There is also “AMAL” program which  is designed for people with hearing disabilities. They conduct a comprehensive survey for the children aged between1 to 3 to determine if there is any hearing impairment.  Then they will carry out all the necessary surgical procedures that will enable these children to overcome this disability.

The last program is the “Living Heritage”. This program is currently active in Aleppo and Damascus. It works on the rehabilitation and reconstruction of the old market of Aleppo through a number of agreements with international organizations. The project also focuses on the expansion of the Sulaymaniyah hospice in Damascus to be a historic destination for visitors.”

Mr.
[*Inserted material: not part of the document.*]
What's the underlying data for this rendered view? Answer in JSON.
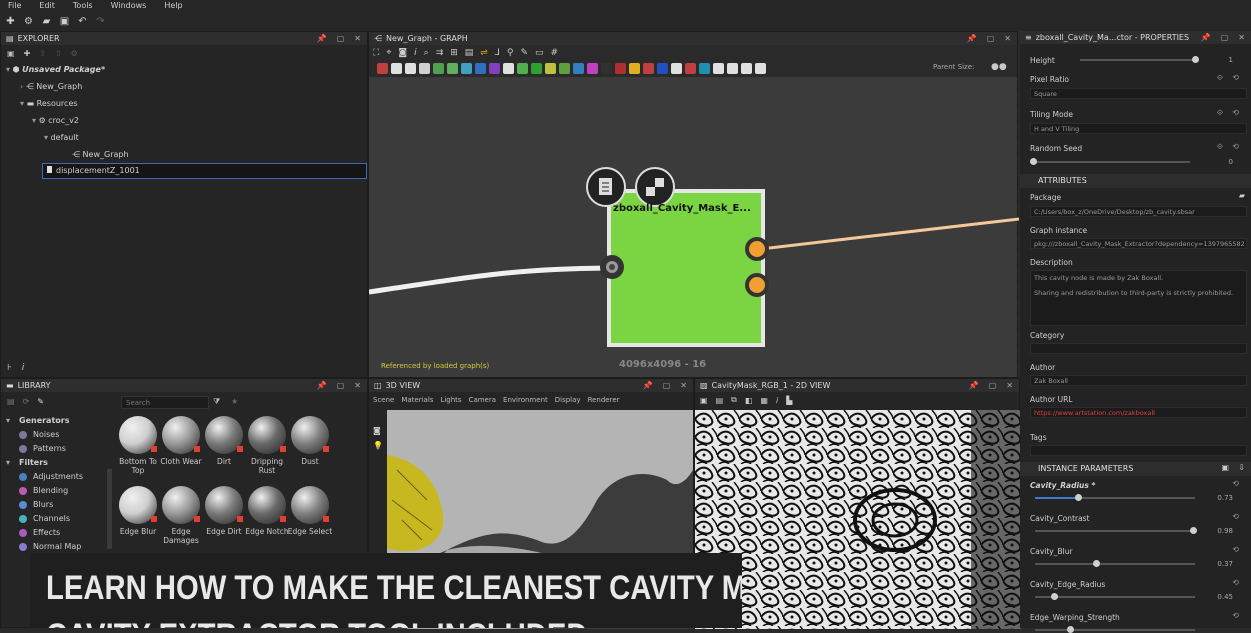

Aqleh added:” We have four “Manarat” or beacons in Lattakia located in: Qutilibiya in the countryside of Jableh, Al Fakhoura district and in the center of the city in Sulaybah and Sheikh Daher and in Tishreen University.”

To know more about the beacons program, we met Miss. Kenana Hamdan, Director of Manarat al- Sheikh Daher, who clarified the meaning and mechanism of the lighthouse by saying: “We chose the term "beacons" because of the deep meaning of this word, Just as the light of the beacon guides the wandering to the right and safe way, so our Manarat are trying to provide support and help to everyone who falls within the scope of this beacons.

Building capacity and creating opportunities are our priorities

Miss Hamdan stressed “Our beacon is a physical space that provides services to all people within this space. Our goal is to set up a variety of activities which are divided into 4 sections: First, we have the Community Support where we try to know the people who are living within our scope and make them know about the services we can provide them.

About 20 employees tour the surrounding houses, alleys, shops and associations to know about the place and communicate with people who want to benefit from our services inside or outside the foundation.

During their tours the staff will have their own notes to a range of service or educational initiatives. We invite a group of people from the region and do what is called concentrated groups. Together, they design these initiatives and the people assist in the implementation of all the services that this region requires.

The Educational Support:  we divided it into different age groups, we provide every age group with all the needed educational services whether it is in basic classes or recreational education.

The Professional Section, consists of a group of skilled craftsmen working for free to teach people who want to learn a craft. We have specialists to teach sewing hairdressers cook and soap industry and soon we will have courses in electronics maintenance.

Finally, we have the Psychological Support. It provides services not only for people who have suffered from the war as a community coming to the province but also provide services to the local community which suffers from psychological crises or social problems regardless of the war and its consequences”.

“Our mission is to inspire and empower individuals and communities in Syria by launching programs and managing them in partnership with people in order to develop capabilities, attitudes and opportunities that enable them to highlight their potential and to control their lives and to benefit society,” Miss Hamdan concluded.